Makan siang pun tiba, aku pergi ke atap untuk menikmati bekalku. Aku ingin menyantap makan siangku sendiri, melelahkan jika terus terlibat dengan orang-orang. Energiku rasanya terkuras separuhnya, aku heran mengapa ada orang yang betah berlama-lama dalam situasi yang ramai.

“Emm,” ujarku dengan penuh nikmat, begitu satu suapan dari ayam rica-rica masuk ke mulutku, aroma daun jeruk yang tercampur di nasi, menambah cita rasa. Bagian favoritku, adalah hidangan penutup berupa kue kering bermotif karakter kartun Maruko-chan.

Dari atap aku bisa melihat para siswa laki-laki yang sedang bermain bola, sementara perempuannya sedang sibuk mengambil foto untuk diunggah ke media sosial mereka.

“Bekalmu kelihatannya enak, kue keringnya lucu sekali, apa kamu yang membuatnya?” celetuk Atu yang tiba-tiba saja sudah duduk disampingku, lalu ia mengambil kue kering tersebut. Kemudian reflek aku menahan tangannya.

“Ini ada tepung terigunya, kamu kan alergi gluten,” ujarku. Atu mengernyitkan dahinya heran. Atu kembali meletakkan kue kering tersebut dibekalku.

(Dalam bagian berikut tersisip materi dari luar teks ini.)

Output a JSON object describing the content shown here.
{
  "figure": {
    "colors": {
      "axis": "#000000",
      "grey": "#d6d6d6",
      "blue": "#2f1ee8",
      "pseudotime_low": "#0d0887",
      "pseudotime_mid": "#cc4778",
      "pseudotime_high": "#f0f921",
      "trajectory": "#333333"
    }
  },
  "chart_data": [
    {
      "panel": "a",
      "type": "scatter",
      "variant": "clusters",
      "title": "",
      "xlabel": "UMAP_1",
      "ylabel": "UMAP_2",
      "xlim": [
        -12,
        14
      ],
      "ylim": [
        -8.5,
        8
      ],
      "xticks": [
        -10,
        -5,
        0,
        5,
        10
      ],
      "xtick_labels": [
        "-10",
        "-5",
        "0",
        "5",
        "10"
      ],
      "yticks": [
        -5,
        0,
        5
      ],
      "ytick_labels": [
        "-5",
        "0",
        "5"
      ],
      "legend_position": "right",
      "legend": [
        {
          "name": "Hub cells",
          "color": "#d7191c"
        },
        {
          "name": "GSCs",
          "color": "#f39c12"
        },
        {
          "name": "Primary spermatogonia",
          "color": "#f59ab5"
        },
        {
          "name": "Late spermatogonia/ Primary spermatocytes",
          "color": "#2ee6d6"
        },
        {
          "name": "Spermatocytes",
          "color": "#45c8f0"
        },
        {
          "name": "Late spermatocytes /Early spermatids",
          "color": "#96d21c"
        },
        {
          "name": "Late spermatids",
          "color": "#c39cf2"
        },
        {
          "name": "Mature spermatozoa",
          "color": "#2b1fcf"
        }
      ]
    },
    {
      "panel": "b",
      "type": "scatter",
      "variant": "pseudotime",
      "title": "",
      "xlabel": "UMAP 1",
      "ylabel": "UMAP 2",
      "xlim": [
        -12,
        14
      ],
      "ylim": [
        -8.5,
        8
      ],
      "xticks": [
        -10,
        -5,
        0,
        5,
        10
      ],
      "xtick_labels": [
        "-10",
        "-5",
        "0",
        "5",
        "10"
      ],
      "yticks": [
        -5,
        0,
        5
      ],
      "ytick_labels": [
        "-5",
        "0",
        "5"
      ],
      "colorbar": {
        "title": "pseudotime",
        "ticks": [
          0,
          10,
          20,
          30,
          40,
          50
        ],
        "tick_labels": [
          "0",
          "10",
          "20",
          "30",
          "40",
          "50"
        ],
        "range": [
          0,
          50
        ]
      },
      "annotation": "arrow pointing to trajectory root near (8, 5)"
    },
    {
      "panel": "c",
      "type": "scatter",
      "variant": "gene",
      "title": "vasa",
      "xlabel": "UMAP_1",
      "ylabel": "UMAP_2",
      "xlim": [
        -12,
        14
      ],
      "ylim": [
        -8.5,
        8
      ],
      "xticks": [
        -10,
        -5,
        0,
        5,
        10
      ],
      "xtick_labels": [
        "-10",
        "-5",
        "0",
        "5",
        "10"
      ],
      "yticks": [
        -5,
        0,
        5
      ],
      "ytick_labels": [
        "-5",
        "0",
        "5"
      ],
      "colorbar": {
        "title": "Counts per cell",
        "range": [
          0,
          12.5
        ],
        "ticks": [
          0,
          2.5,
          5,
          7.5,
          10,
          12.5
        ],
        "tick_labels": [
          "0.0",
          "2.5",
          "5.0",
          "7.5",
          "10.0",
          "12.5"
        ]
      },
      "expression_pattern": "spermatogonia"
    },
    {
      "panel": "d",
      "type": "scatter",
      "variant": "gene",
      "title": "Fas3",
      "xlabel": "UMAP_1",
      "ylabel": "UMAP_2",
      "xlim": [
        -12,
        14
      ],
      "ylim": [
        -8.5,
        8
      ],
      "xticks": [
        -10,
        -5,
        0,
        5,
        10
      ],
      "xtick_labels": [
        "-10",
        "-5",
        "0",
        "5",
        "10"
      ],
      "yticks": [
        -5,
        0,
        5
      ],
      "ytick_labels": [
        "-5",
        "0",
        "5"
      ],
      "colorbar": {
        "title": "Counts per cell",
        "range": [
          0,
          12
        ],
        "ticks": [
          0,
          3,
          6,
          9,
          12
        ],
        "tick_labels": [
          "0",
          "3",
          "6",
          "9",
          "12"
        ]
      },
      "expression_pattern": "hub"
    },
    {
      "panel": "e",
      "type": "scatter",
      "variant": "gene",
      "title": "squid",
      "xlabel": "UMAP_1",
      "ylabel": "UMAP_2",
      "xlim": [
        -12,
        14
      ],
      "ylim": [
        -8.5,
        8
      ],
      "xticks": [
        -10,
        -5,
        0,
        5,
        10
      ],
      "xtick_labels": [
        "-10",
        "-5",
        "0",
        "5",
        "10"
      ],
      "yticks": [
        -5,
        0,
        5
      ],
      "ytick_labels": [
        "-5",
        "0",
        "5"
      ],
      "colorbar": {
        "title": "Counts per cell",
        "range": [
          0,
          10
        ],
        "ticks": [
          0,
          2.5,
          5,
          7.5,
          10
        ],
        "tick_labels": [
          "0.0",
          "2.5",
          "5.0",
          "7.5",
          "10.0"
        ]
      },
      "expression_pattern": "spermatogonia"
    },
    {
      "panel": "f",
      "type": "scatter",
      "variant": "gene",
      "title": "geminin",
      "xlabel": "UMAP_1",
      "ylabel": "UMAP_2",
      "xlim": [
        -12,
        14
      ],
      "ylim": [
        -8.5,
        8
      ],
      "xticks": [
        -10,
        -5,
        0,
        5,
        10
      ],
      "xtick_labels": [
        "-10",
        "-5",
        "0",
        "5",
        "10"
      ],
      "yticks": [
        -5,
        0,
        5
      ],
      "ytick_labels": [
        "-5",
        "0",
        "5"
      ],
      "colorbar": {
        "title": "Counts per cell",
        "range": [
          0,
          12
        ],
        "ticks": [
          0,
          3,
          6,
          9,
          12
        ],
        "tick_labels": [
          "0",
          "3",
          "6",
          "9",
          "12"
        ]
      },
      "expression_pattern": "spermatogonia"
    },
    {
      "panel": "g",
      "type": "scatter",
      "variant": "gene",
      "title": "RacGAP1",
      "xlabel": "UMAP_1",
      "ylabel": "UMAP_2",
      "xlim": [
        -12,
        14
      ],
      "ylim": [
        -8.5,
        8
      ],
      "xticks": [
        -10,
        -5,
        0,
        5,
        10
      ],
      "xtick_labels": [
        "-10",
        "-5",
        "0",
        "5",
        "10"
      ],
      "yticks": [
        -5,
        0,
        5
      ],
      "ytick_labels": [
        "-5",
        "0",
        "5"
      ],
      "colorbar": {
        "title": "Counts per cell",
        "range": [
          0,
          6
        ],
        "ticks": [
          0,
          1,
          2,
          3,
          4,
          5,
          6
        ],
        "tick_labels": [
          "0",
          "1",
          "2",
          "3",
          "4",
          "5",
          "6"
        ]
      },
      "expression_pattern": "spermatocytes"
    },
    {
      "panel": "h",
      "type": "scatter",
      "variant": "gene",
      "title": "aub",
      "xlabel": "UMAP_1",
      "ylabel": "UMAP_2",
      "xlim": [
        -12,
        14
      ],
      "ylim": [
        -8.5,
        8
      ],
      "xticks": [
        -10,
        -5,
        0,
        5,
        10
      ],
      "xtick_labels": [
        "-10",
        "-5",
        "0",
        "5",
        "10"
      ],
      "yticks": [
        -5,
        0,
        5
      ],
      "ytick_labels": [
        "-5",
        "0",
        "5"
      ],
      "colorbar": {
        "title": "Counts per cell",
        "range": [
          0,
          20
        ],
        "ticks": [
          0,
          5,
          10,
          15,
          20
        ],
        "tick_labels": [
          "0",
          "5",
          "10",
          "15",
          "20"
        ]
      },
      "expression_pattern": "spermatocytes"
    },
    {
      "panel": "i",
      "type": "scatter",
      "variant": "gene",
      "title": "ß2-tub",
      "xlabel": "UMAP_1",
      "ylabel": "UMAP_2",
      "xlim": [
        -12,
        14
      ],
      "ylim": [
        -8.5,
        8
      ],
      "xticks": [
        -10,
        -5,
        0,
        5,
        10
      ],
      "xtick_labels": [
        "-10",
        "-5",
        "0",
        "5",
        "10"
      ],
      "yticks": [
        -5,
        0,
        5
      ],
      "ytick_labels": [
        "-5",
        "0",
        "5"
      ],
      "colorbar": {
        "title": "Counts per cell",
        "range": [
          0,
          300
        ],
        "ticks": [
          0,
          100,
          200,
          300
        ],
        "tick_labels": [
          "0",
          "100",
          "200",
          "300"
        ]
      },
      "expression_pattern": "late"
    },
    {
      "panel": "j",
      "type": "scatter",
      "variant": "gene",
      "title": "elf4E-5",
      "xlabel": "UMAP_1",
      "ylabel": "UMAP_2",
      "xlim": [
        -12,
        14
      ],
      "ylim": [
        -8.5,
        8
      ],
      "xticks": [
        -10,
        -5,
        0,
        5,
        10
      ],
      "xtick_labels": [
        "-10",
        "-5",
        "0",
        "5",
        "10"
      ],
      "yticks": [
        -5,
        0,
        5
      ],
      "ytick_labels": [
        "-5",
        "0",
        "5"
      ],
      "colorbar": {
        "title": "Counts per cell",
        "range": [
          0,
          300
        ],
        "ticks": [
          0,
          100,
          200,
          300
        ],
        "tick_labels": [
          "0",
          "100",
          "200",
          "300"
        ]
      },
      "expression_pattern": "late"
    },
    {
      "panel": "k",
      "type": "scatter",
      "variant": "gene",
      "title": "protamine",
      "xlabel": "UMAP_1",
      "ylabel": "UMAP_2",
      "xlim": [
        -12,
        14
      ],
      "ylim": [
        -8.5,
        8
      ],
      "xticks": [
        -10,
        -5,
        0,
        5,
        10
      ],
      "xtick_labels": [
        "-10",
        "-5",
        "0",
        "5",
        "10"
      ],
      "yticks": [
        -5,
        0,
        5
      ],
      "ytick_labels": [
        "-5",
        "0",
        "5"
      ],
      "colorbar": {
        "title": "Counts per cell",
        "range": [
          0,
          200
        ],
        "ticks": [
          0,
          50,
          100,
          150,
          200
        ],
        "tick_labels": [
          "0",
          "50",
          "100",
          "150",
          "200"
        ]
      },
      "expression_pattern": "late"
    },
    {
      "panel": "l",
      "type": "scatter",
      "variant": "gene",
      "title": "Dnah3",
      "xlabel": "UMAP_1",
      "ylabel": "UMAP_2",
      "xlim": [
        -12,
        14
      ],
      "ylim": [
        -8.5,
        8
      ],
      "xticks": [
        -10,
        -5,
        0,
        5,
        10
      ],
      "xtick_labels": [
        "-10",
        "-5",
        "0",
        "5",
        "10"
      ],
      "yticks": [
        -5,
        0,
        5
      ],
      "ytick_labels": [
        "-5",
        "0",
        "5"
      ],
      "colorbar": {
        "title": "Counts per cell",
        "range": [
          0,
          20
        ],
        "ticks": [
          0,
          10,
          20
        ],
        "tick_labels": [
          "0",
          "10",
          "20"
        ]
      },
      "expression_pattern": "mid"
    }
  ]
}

“Kamu tahu aku alergi gluten darimana?” tanya Atu penasaran. Aku merutuki diri sendiri, karena seringkali keceplosan.

“Aku mendengarnya, teman-temanmu banyak membicarakannya,” jawabku.

Atu tersenyum tipis,”Begitu ya, kamu jeli juga ya,” Aku tidak menanggapi ucapannya, aku bingung apa yang harus kukatakan. Tidak seperti Sita, gadis disampingku susah ditebak, terkadang aku penasaran dengan yang dipikirkan Atu.

“Kenapa kamu tiba-tiba bergabung dengan klub literatur? Padahal sebelumnya kamu masalah dengan kami, kamu mencoba untuk merecoki kami dari dalam?” tukasku tanpa basa-basi.

Atu membeku dengan mata lebar dan alis terangkat, kemudian ia tertawa,”Kamu terus terang sekali, apa seburuk itu aku dimatamu?” ia menatapku dalam sambil menunjukkan sikap santai.

“Kamu memang benar, aku pernah punya masalah sebelumnya dengan Obi, Aru, bahkan kamu. Tapi, itu sudah berlalu kan?”

Dengan mudahnya, Atu mengatakan seolah itu bukan masalah baginya. Gadis itu beranjak bangun, tangannya seperti ingin menggapai matahari. Kemudian ia berbalik dan menoleh padaku,”Aku ingin berteman denganmu, rasanya jika bersamamu, pasti menyenangkan,” jelas Atu dengan senyuman tipis dan bibir terkatup.

Aku tidak melihat adanya kecemasan di raut wajahnya, sulit memastikan apa yang dikatakannya adalah kebohongan atau bukan. Di kehidupan sebelumnya, aku tidak terlalu mengenal Atu.

“Aku menolaknya, kamu bisa mencari orang lain,” tegasku.

“Apa kamu membenciku?” tanya Atu sesaat sebelum aku menyentuh pintu atap. Jelas saja aku membenci gadis itu, ia sama seperti Sita yangmengkhianatiku. Jika saja aku bisa mengatakannya, maka akan kuucapkan dengan lantang didepannya. Tapi ini bukan saatnya untuk itu. Aku harus mengendalikan diri.

Aku pun menoleh padanya, memaksakan senyumku,”Tidak juga, hanya saja aku merasa tidak membutuhkanmu,”

“Begitu ya, padahal kita bisa menjadi teman akrab,” ujar Atu dengan mata yang penuh penyesalan. Namun, aku tidak merasakan hal semacam itu dalam dirinya. Kedua matanya itu tidak menunjukkan emosi apapun, terasa dingin.